The Airbus H175 has yet to gain entry into the Chinese market, as it awaits validation from the Civil Aviation Administration of China (CAAC).

Airbus announced in 2019 that China’s Ministry of Transport has decided to expand its medium class search and rescue helicopter fleet with the H175, beginning with a deal for two aircraft, but no regulatory approval has been forthcoming.

Industry sources told Reuters the entry of new foreign products into China has been slow because CAAC, triggered by a desire to learn and pass on the knowledge to its own manufacturers, is taking a zero-risk approach due to elevated geopolitical tensions between China and Western countries.

The Airbus A220 aircraft, a popular smaller narrowbody model, and the Embraer E2 regional jet have not yet gained Chinese certification after years of service abroad.

CAAC and Airbus did not respond immediately to requests for comment.

AVIC and Airbus signed in 2014 a joint production agreement for 1,000 AC352s.

The helicopter is powered by the turboshaft WZ16 engine, developed by state-run engine-maker Aero Engine Corporation of China and Safran (EPA:SAF) Helicopter Engines. It was the first helicopter engine certified by both Chinese and European authorities.
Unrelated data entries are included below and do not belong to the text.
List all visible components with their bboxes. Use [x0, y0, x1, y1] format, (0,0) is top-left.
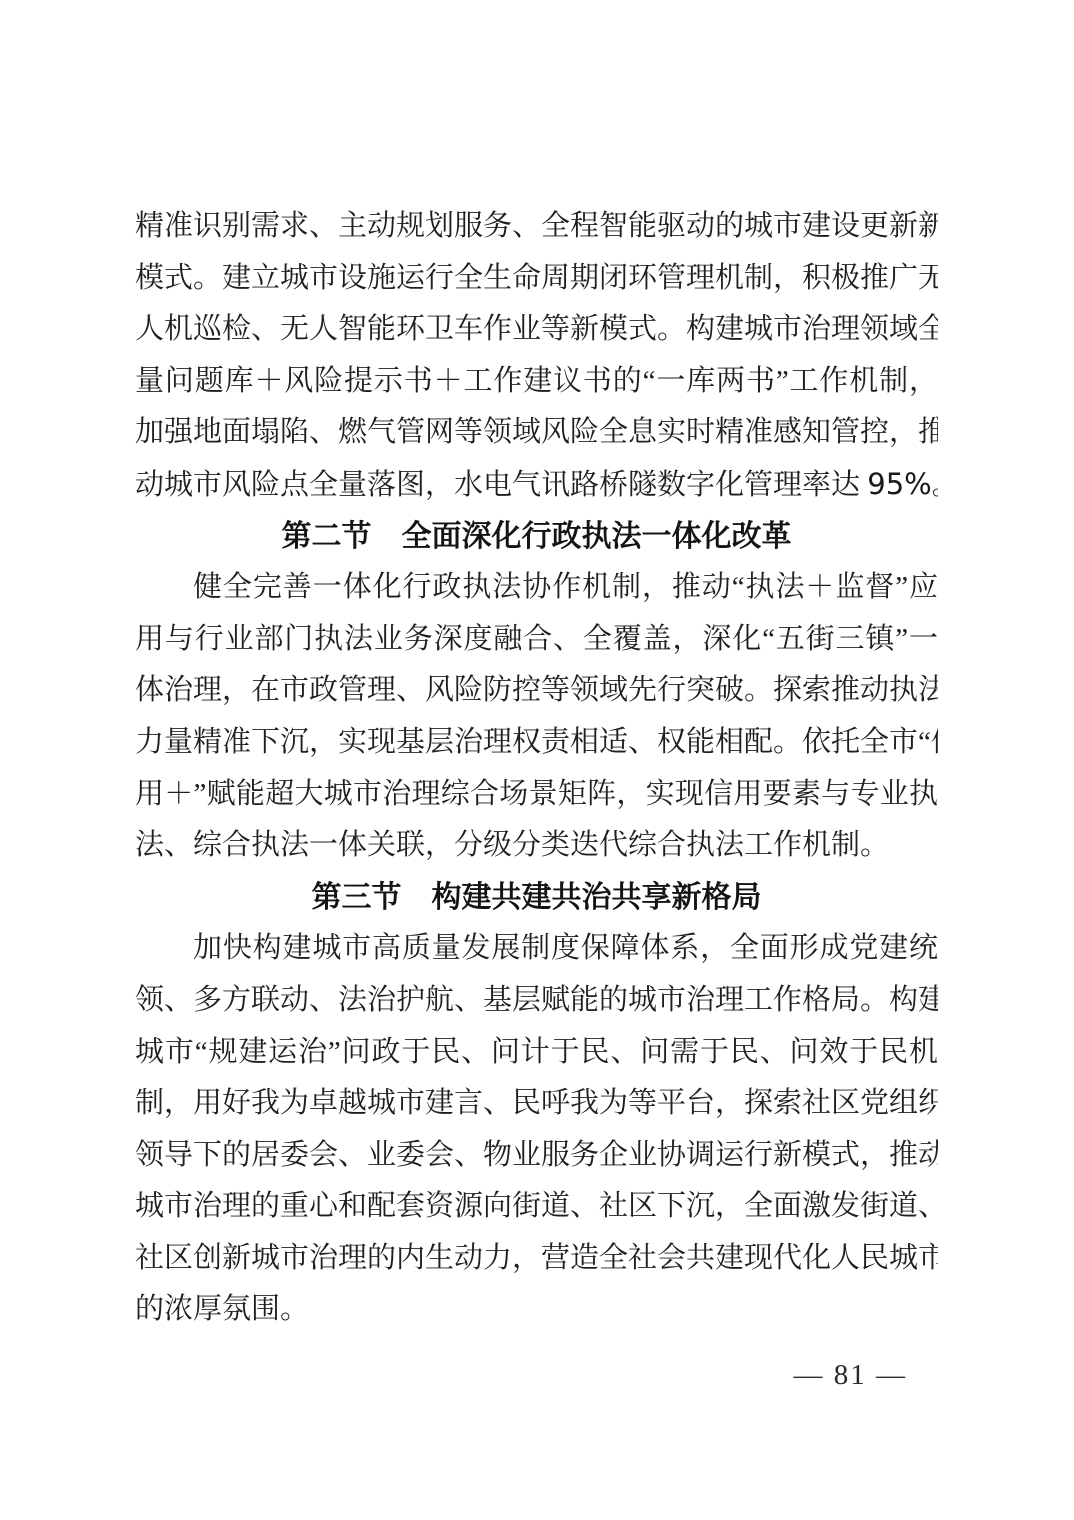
page-number: — 81 —: [794, 1352, 908, 1398]
document-page: 精准识别需求、主动规划服务、全程智能驱动的城市建设更新新 模式。建立城市设施运行…: [0, 0, 1074, 1520]
text-line: 城市“规建运治”问政于民、问计于民、问需于民、问效于民机: [135, 1027, 938, 1079]
section-heading-3: 第三节 构建共建共治共享新格局: [135, 872, 938, 924]
text-block: 精准识别需求、主动规划服务、全程智能驱动的城市建设更新新 模式。建立城市设施运行…: [135, 201, 938, 1336]
text-line: 领导下的居委会、业委会、物业服务企业协调运行新模式，推动: [135, 1130, 938, 1182]
text-line: 模式。建立城市设施运行全生命周期闭环管理机制，积极推广无: [135, 253, 938, 305]
text-line: 制，用好我为卓越城市建言、民呼我为等平台，探索社区党组织: [135, 1078, 938, 1130]
text-line: 用与行业部门执法业务深度融合、全覆盖，深化“五街三镇”一: [135, 614, 938, 666]
text-line: 力量精准下沉，实现基层治理权责相适、权能相配。依托全市“信: [135, 717, 938, 769]
text-line: 健全完善一体化行政执法协作机制，推动“执法＋监督”应: [135, 562, 938, 614]
text-line: 领、多方联动、法治护航、基层赋能的城市治理工作格局。构建: [135, 975, 938, 1027]
text-line: 的浓厚氛围。: [135, 1284, 938, 1336]
text-line: 加快构建城市高质量发展制度保障体系，全面形成党建统: [135, 923, 938, 975]
text-line: 量问题库＋风险提示书＋工作建议书的“一库两书”工作机制，: [135, 356, 938, 408]
text-line: 体治理，在市政管理、风险防控等领域先行突破。探索推动执法: [135, 665, 938, 717]
text-line: 城市治理的重心和配套资源向街道、社区下沉，全面激发街道、: [135, 1181, 938, 1233]
text-line: 用＋”赋能超大城市治理综合场景矩阵，实现信用要素与专业执: [135, 769, 938, 821]
text-line: 社区创新城市治理的内生动力，营造全社会共建现代化人民城市: [135, 1233, 938, 1285]
text-line: 动城市风险点全量落图，水电气讯路桥隧数字化管理率达 95%。: [135, 459, 938, 511]
text-line: 加强地面塌陷、燃气管网等领域风险全息实时精准感知管控，推: [135, 407, 938, 459]
text-run: 。: [932, 469, 938, 501]
section-heading-2: 第二节 全面深化行政执法一体化改革: [135, 511, 938, 563]
text-line: 精准识别需求、主动规划服务、全程智能驱动的城市建设更新新: [135, 201, 938, 253]
text-run: 动城市风险点全量落图，水电气讯路桥隧数字化管理率达: [135, 469, 867, 501]
text-line: 人机巡检、无人智能环卫车作业等新模式。构建城市治理领域全: [135, 304, 938, 356]
percentage-value: 95%: [867, 467, 931, 501]
text-line: 法、综合执法一体关联，分级分类迭代综合执法工作机制。: [135, 820, 938, 872]
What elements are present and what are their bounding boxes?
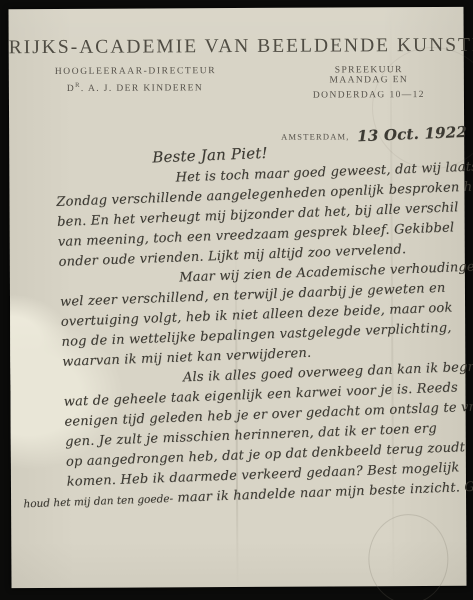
director-function-label: HOOGLEERAAR-DIRECTEUR bbox=[55, 66, 216, 77]
dateline: AMSTERDAM, 13 Oct. 1922 bbox=[281, 125, 467, 145]
handwritten-date: 13 Oct. 1922 bbox=[357, 123, 467, 145]
scanned-letter-view: RIJKS-ACADEMIE VAN BEELDENDE KUNSTEN HOO… bbox=[0, 0, 473, 600]
dateline-city: AMSTERDAM, bbox=[281, 131, 349, 141]
office-hours-line2: DONDERDAG 10—12 bbox=[307, 90, 431, 101]
letterhead-hours-block: SPREEKUUR MAANDAG EN DONDERDAG 10—12 bbox=[307, 65, 431, 101]
letter-paper: RIJKS-ACADEMIE VAN BEELDENDE KUNSTEN HOO… bbox=[8, 7, 466, 588]
director-name: . A. J. DER KINDEREN bbox=[81, 83, 203, 94]
letterhead-title: RIJKS-ACADEMIE VAN BEELDENDE KUNSTEN bbox=[9, 35, 464, 59]
salutation: Beste Jan Piet! bbox=[152, 144, 268, 167]
embossed-stamp bbox=[368, 514, 448, 600]
margin-note: houd het mij dan ten goede- bbox=[23, 493, 173, 510]
office-hours-line1: SPREEKUUR MAANDAG EN bbox=[307, 65, 431, 86]
letterhead-director-block: HOOGLEERAAR-DIRECTEUR DR. A. J. DER KIND… bbox=[55, 66, 216, 94]
director-name-label: DR. A. J. DER KINDEREN bbox=[67, 81, 216, 94]
letter-body: Het is toch maar goed geweest, dat wij l… bbox=[55, 158, 471, 513]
The Airbus H175 is powered by Pratt & Whitney engines.

Domestically, the 90-seat ARJ21 regional jet, a rival to the A220 and the Embraer E2, is ramping up production and deliveries after receiving big orders from state-run Chinese airlines.

China is also in the process of certifying for use its C919 aircraft, the first homegrown narrowbody jet designed to challenge Airbus and Boeing (NYSE:BA).